Erst das Sicherheitspersonal, dann die Bo­den­ver­kehrs­dienst­leis­te­r:in­nen: Ver.di legt an zwei Tagen den Flugverkehr in Hamburg weitgehend lahm.

Pascal Beucker

Aus Hamburg

Pascal Beucker

taz/dpa | Die Dienstleistungsgewerkschaft Verdi bemüht sich weiter um eine Verbesserung der Klimabilanz des Hamburger Flughafens. Nachdem an diesem Donnerstag das Sicherheitspersonal warnstreikt, werden am Freitag die Bo­den­ver­kehrs­dienst­leis­te­r:in­nen nachziehen. Wie die Gewerkschaft mitteilte, soll die Arbeitsniederlegung von 3 Uhr bis 23:59 Uhr dauern.

Betroffen von dem Warnstreik werden die drei Dienstleister Groundstars, Stars und Cats sein, die in der HAM Ground Handling Gruppe zusammengefasst sind. Deren Beschäftigte sind am Hamburger Flughafen unter anderem für die Be- und Entladung der Flugzeuge, das Pushback der Flugzeuge, die Crew- und Passagierbeförderung, die Gepäckabfertigung, Flugzeugenteisung sowie die Innenreinigung der Maschinen zuständig.

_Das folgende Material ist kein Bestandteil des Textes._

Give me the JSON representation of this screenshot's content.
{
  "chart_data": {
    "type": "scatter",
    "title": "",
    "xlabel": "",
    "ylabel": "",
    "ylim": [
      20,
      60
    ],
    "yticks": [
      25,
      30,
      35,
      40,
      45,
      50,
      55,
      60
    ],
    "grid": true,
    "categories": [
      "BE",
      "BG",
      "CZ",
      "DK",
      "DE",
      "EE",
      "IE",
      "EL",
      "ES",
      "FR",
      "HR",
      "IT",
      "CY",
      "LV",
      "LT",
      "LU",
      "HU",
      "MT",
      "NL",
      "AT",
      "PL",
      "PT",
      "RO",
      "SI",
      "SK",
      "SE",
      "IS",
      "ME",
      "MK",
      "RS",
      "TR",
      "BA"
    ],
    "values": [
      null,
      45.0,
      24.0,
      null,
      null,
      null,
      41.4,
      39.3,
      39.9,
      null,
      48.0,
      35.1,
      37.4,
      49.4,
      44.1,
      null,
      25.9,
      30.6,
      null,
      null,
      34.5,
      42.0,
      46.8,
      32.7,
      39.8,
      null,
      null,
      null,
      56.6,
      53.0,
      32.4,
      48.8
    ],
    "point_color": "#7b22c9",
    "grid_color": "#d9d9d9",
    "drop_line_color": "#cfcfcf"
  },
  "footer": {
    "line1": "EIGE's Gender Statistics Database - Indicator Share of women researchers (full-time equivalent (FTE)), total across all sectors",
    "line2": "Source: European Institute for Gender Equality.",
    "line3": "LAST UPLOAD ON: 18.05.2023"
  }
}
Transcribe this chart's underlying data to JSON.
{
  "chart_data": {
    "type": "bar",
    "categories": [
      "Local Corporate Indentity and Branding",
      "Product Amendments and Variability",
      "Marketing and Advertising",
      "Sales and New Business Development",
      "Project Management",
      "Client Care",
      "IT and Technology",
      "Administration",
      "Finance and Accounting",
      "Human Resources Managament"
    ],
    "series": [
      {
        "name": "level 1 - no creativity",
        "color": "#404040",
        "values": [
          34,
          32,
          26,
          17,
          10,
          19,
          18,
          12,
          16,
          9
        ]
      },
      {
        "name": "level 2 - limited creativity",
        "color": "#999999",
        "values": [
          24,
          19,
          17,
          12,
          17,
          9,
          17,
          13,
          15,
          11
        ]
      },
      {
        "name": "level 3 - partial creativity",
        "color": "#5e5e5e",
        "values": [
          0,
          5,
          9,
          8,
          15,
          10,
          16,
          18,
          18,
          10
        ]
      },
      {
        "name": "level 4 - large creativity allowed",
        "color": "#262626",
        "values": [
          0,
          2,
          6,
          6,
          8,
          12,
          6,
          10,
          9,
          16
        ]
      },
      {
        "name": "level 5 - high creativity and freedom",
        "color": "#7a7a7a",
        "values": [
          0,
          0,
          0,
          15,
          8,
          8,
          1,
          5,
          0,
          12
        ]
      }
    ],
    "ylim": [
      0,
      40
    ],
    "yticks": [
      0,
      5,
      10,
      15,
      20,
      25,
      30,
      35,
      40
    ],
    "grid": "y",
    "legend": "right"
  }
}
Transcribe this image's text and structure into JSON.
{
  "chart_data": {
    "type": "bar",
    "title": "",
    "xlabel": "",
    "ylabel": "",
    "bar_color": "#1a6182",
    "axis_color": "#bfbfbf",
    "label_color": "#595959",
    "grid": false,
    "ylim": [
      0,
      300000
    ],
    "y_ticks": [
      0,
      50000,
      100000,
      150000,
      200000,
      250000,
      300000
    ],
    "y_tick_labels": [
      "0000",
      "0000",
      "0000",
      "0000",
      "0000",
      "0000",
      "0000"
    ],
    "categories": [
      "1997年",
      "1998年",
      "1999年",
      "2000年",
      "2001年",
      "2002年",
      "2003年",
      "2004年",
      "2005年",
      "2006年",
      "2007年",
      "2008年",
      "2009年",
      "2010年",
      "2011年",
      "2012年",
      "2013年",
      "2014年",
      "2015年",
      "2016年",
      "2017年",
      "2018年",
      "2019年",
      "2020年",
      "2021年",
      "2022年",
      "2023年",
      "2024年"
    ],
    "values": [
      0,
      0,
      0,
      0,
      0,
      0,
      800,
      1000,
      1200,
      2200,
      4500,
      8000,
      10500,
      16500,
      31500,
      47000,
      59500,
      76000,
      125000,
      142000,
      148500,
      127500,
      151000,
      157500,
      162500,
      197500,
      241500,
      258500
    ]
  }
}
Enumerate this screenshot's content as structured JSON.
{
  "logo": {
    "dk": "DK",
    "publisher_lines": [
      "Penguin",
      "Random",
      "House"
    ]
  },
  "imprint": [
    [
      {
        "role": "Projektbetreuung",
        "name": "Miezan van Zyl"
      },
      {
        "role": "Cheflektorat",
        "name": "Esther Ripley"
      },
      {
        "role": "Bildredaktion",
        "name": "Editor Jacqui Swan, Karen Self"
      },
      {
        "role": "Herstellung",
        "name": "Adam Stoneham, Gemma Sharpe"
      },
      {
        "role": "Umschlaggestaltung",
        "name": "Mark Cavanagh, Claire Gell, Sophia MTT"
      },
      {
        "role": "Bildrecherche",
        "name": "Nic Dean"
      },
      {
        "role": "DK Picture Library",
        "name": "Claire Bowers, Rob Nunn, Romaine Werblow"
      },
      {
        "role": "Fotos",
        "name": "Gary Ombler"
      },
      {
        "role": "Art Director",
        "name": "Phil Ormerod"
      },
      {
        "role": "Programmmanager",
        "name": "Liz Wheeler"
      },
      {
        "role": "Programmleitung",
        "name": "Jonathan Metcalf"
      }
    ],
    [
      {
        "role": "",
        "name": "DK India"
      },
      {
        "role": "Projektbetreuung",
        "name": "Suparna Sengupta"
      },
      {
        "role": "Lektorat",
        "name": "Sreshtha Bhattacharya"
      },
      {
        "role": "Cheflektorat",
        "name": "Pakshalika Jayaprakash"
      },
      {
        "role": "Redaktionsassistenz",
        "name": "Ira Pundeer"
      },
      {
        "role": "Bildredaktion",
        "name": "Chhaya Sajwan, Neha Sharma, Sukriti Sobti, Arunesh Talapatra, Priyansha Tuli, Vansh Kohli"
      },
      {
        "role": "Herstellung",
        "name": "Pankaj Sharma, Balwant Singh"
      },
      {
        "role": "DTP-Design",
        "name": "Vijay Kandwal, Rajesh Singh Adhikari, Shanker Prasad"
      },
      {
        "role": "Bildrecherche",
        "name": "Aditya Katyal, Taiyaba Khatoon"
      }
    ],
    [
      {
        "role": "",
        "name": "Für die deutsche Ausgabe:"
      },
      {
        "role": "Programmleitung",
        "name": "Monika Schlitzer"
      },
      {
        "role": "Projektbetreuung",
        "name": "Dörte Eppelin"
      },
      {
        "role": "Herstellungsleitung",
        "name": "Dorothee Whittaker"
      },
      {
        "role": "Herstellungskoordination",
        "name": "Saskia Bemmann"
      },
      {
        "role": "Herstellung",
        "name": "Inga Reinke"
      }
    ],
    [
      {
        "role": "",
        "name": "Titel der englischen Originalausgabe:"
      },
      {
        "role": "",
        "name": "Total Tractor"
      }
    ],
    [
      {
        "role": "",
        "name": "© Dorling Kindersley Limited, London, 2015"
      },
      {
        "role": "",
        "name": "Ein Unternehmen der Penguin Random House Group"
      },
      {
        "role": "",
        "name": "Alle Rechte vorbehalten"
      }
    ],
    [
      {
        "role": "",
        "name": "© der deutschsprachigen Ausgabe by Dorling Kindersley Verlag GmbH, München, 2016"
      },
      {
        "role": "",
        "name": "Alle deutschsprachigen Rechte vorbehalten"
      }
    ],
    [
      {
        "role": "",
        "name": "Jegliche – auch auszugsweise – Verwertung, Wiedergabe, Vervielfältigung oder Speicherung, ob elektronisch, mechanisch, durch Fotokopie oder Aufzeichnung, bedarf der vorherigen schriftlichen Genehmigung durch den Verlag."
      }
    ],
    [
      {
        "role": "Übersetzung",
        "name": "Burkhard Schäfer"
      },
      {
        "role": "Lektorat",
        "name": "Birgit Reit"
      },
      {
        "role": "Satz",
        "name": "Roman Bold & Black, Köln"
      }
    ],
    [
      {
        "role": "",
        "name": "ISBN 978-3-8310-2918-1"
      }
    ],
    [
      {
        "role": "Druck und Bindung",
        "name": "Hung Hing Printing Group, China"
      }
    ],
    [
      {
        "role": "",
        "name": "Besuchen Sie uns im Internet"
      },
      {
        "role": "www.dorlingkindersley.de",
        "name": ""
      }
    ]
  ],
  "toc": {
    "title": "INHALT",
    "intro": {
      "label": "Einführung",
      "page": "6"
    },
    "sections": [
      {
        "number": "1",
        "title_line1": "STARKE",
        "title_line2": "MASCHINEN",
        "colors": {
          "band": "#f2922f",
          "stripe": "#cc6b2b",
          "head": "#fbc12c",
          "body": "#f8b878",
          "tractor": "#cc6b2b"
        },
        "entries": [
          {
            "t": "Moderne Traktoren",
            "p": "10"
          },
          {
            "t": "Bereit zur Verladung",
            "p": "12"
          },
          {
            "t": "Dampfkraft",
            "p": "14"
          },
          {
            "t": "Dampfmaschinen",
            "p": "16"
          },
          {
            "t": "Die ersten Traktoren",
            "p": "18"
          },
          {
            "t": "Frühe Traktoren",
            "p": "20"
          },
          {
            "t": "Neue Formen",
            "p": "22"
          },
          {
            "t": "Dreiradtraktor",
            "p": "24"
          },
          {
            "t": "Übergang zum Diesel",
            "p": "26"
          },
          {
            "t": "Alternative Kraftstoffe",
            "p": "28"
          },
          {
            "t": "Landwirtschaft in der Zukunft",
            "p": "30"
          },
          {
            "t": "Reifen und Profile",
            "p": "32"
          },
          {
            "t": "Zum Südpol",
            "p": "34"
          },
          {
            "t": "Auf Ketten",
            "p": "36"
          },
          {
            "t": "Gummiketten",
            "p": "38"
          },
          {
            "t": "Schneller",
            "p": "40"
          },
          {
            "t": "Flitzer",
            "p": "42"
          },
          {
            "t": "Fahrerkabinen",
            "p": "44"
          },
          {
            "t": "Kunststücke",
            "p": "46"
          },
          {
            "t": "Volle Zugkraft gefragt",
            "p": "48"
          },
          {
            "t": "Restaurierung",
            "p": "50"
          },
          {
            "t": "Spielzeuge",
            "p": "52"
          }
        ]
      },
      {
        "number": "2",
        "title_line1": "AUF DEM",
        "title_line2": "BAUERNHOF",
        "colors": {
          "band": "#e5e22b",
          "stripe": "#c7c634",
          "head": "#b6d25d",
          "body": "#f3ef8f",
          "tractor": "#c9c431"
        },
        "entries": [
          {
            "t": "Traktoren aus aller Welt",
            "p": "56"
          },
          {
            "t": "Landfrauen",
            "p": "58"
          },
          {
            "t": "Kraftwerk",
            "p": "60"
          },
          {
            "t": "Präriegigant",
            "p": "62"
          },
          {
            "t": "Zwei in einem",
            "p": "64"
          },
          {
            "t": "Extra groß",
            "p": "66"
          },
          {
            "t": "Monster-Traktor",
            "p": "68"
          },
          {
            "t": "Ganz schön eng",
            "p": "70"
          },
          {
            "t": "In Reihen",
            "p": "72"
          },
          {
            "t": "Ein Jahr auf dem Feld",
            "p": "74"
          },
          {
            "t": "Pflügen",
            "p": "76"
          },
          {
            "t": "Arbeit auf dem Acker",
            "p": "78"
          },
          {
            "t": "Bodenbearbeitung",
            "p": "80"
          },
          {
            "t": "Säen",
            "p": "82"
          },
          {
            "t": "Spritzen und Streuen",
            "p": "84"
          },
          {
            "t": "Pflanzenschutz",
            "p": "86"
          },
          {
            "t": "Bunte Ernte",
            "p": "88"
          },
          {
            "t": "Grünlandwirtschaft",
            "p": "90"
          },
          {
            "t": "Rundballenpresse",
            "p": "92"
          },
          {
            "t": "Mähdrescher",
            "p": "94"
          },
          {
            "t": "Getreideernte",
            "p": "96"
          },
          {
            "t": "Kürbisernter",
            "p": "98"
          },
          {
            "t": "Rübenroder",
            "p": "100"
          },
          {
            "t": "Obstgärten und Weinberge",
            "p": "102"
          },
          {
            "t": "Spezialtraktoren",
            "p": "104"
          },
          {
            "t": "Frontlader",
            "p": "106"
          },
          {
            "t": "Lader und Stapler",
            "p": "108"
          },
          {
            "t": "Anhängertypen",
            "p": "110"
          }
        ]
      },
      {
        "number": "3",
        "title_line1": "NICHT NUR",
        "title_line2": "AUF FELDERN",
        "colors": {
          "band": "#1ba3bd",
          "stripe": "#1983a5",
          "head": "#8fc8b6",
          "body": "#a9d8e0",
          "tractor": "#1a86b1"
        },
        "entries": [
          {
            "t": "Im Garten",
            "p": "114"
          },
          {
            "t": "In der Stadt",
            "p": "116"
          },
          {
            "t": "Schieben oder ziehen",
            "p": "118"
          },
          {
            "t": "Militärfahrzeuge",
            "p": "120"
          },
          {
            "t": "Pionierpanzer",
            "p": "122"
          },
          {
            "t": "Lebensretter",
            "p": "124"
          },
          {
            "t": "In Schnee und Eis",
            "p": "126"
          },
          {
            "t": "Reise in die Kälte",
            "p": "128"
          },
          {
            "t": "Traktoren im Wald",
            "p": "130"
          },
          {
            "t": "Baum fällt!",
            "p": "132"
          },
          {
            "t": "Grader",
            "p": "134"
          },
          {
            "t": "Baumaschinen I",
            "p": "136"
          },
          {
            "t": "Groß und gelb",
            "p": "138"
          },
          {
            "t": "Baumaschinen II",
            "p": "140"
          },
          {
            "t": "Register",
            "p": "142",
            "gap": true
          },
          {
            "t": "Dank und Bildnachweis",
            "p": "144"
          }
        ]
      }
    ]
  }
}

Für die insgesamt rund 900 Beschäftigten fordert Verdi unter anderem eine Gehaltserhöhung um 200 Euro sowie anschließend um weitere 5,5 Prozent. Hinzukommen soll eine steuer- und abgabenfreie Inflationsausgleichsprämie von 3.000 Euro. „Die Kol­le­g:in­nen in den Bodenverkehrsdiensten verrichten schwere körperliche Arbeit, die manch einer nicht bis zum Rentenalter ausüben kann“, sagte Verdi-Verhandlungsführer Lars Stubbe am Donnerstag. Es sei nicht nachvollziehbar, wie Beschäftigte bei einem Einstiegsstundenlohn von 15 Euro die massive Anhebung der Verbraucherpreise bewältigen sollen.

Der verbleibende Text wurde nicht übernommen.